I’d love to see this survey run in the United States… similar results to be expected? And then to see it run in Front Porch Forum‘s pilot service region… I’d wager the sense of community and involvement is significantly better. Also from the report…
Social networking online is the most modern form of socialising and getting to know people. Indeed, it seems some of the values of neighbourliness have shifted online. Many of us are now more ‘neighbourly’ with people on social networks than with those in our street: 34% of social networkers are ‘friends’ with or ‘follow’ people they’ve never met before on Facebook or Twitter but fewer than one in five (19%) are online friends with an actual real-world neighbour.
Only 8% have bothered to check if a neighbour is on a social network site.
But online tools are also a powerful and popular way of learning more about and engaging with your neighbourhood.
Knight News Challenge award winner Front Porch Forum explained here… http://to.pbs.org/bbmK3o
James Fallows article about Google and the news industry is worth a read. He hears from several Googlers who think that it’s all about (1) distribution, (2) engagement and (3) monetization. All critical elements, of course, but what’s missing is the dumbing-down of news we’ve witnessed over the past few decades. What do these elements matter — reaching people, getting them to read, and turning a buck — when all you have to offer is USAToday-type snippet-size pieces about the same topics over and over?
Here’s how Google’s Krishna Bharat put it in Fallows’ piece…
… he said that what astonished him was the predictable and pack-like response of most of the world’s news outlets to most stories. Or, more positively, how much opportunity he saw for anyone who was willing to try a different approach.
The Google News front page is a kind of air-traffic-control center for the movement of stories across the world’s media, in real time. “Usually, you see essentially the same approach taken by a thousand publications at the same time,” he told me. “Once something has been observed, nearly everyone says approximately the same thing.” He didn’t mean that the publications were linking to one another or syndicating their stories. Rather, their conventions and instincts made them all emphasize the same things. This could be reassuring, in indicating some consensus on what the “important” stories were. But Bharat said it also indicated a faddishness of coverage—when Michael Jackson dies, other things cease to matter—and a redundancy that journalism could no longer afford. “It makes you wonder, is there a better way?” he asked. “Why is it that a thousand people come up with approximately the same reading of matters? Why couldn’t there be five readings? And meanwhile use that energy to observe something else, equally important, that is currently being neglected.” He said this was not a purely theoretical question. “I believe the news industry is finding that it will not be able to sustain producing highly similar articles.”

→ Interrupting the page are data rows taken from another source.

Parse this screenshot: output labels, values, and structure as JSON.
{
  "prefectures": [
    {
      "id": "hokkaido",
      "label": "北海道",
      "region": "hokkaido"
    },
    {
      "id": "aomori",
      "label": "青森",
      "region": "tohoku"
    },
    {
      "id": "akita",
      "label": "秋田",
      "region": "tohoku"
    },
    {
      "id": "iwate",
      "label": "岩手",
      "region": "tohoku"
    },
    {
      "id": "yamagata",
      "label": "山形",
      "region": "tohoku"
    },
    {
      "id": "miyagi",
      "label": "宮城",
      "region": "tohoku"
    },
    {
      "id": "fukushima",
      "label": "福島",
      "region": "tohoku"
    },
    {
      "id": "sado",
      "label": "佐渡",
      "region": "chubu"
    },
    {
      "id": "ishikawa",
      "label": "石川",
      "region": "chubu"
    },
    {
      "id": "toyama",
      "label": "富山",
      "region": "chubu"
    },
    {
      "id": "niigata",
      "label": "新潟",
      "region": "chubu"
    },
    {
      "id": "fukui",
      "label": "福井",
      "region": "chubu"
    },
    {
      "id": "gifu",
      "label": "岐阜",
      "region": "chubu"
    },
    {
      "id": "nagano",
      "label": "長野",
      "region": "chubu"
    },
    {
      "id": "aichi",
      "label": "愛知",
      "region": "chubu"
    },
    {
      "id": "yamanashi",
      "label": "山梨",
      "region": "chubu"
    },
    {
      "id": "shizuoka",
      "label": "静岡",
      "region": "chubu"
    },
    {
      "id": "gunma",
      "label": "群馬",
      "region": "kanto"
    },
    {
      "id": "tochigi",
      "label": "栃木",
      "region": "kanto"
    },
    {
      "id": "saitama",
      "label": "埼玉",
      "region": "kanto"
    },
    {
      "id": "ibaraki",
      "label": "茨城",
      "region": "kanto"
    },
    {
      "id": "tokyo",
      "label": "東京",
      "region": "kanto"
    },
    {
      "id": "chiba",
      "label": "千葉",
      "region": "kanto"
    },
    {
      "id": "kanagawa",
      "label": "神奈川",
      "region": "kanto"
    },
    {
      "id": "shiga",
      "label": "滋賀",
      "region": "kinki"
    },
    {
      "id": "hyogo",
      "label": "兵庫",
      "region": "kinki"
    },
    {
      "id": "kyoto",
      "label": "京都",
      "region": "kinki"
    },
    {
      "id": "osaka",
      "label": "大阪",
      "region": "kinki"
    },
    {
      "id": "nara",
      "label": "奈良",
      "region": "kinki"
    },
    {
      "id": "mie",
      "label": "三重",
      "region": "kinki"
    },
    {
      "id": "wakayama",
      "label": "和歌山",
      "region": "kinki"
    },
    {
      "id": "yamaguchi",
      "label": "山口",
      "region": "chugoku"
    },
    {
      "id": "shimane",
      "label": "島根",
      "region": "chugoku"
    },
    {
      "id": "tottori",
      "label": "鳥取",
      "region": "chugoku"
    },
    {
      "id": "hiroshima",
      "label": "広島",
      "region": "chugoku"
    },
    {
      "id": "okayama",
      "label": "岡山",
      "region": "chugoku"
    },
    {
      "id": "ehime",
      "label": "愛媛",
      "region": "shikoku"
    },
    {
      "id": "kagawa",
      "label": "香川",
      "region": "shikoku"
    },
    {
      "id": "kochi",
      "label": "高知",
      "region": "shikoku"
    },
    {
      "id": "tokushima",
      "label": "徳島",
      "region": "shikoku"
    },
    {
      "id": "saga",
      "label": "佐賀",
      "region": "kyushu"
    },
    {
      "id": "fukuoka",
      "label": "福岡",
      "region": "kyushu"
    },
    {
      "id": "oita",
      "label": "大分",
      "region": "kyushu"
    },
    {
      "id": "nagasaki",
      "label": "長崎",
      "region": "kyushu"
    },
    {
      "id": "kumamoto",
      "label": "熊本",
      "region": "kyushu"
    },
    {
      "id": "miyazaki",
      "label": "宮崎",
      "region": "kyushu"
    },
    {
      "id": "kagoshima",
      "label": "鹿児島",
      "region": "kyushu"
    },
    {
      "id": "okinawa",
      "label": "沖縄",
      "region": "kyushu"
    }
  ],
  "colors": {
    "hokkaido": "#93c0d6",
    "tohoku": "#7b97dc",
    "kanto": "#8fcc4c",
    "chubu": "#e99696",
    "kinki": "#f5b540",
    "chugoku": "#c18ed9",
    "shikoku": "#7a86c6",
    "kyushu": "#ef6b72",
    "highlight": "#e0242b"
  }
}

Moderating Front Porch Forum in our region while monitoring the local media in our corner of Vermont, I can share that “tonight’s top stories,” as decided by local professional editors, don’t always align with what neighbors are discussing on FPF. Indeed, a service like FPF is a great way to uncover the other hundred stories that don’t get picked up by traditional local media.
Congratulations to SeeClickFix.com (from the New Haven Register)…
YARDLEY, Pa. — Journal Register Co., a multimedia company in local news and information and parent company of the New Haven Register, announced Tuesday a major citizen journalism initiative in conjunction with New Haven-based SeeClickFix and that company’s unique program to empower citizens to improve their communities.
Starting immediately, all 18 of Journal Register Co.’s daily newspapers and online publications in New York, New Jersey, Pennsylvania, Connecticut, Michigan and Ohio are partnering with www.SeeClickFix.com in the communities they serve…
UPDATE: More about SCF, as well as Everyblock and Outside.in.